Google: A "New Hope"
Google announced Thursday that it is experimenting with post-quantum cryptography with Chrome, which it hopes will prevent quantum hacking. In this picture, the Google logo is seen on a door at the company's office in Tel Aviv, Jan 26, 2011. REUTERS/BAZ RATNER/FILE PHOTO

Google announced Thursday that it is experimenting with post-quantum cryptography with Chrome that it hopes will prevent quantum hacking.

The new style of encryption key is already being tested alongside current security measures over a small number of connections between Chrome and Google's servers. According to a blog post written by Google’s software engineer Matt Braithwaite, the key if successful should stand up to future large quantum computers.

Quantum computers, which use certain aspects of quantum physics, are capable of solving problems much faster than our present-day binary computers. These computers can also easily crack our current secure digital connections. However, the quantum computers currently in existence are small and experimental.

According to Braithwaite, it cannot be said with certainty that large quantum computers will be built but he added that Google, IBM, Microsoft and Intel are each working on building one.

“If large quantum computers can be built then they may be able to break the asymmetric cryptographic primitives that are currently used in TLS, the security protocol behind HTTPS,” he wrote. “A hypothetical, future quantum computer would be able to retrospectively decrypt any internet communication that was recorded today, and many types of information need to remain confidential for decades.”

Google is using the “New Hope” post-quantum algorithm developed by Erdem Alkim, Léo Ducas, Thomas Pöppelmann and Peter Schwabe for the experiment, which is currently enabled in Chrome Canary.

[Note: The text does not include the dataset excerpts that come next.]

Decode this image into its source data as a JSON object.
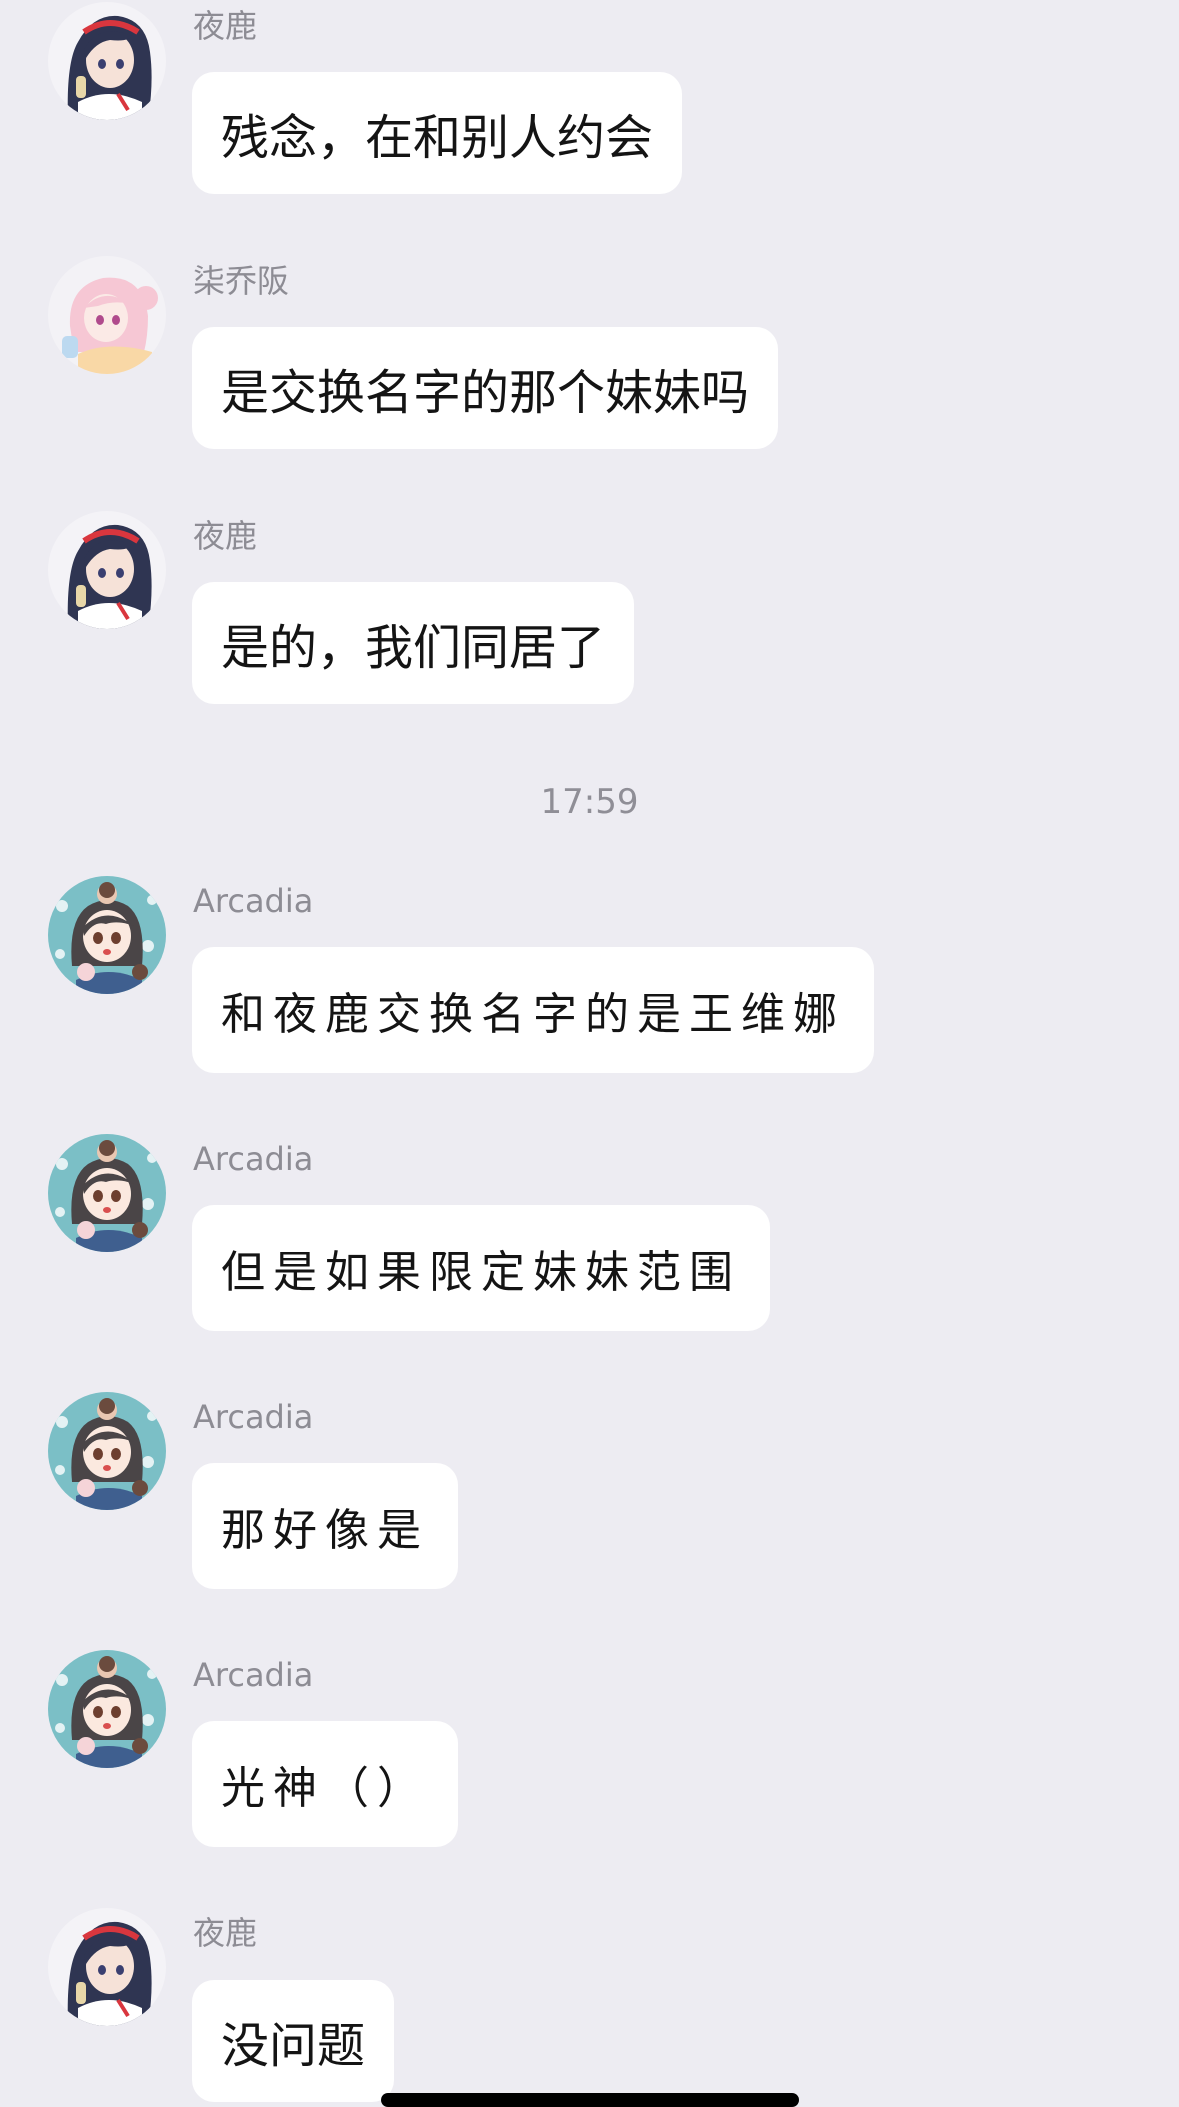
{
  "colors": {
    "background": "#edecf2",
    "bubble": "#ffffff",
    "sender_name": "#8d8c94",
    "message_text": "#141414",
    "timestamp": "#8f8e96"
  },
  "timestamp": "17:59",
  "messages": [
    {
      "sender": "夜鹿",
      "text": "残念，在和别人约会",
      "avatar": "avatar-yelu"
    },
    {
      "sender": "柒乔阪",
      "text": "是交换名字的那个妹妹吗",
      "avatar": "avatar-qiqiaoban"
    },
    {
      "sender": "夜鹿",
      "text": "是的，我们同居了",
      "avatar": "avatar-yelu"
    },
    {
      "sender": "Arcadia",
      "text": "和夜鹿交换名字的是王维娜",
      "avatar": "avatar-arcadia"
    },
    {
      "sender": "Arcadia",
      "text": "但是如果限定妹妹范围",
      "avatar": "avatar-arcadia"
    },
    {
      "sender": "Arcadia",
      "text": "那好像是",
      "avatar": "avatar-arcadia"
    },
    {
      "sender": "Arcadia",
      "text": "光神（）",
      "avatar": "avatar-arcadia"
    },
    {
      "sender": "夜鹿",
      "text": "没问题",
      "avatar": "avatar-yelu"
    }
  ]
}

The new post-quantum encryption has been added on top of the existing security measures so that in event of the post-quantum algorithm turning out to be breakable, the existing security measures would still keep the user’s data safe.

“We explicitly do not wish to make our selected post-quantum algorithm a de-facto standard. To this end we plan to discontinue this experiment within two years, hopefully by replacing it with something better,” Braithwaite wrote.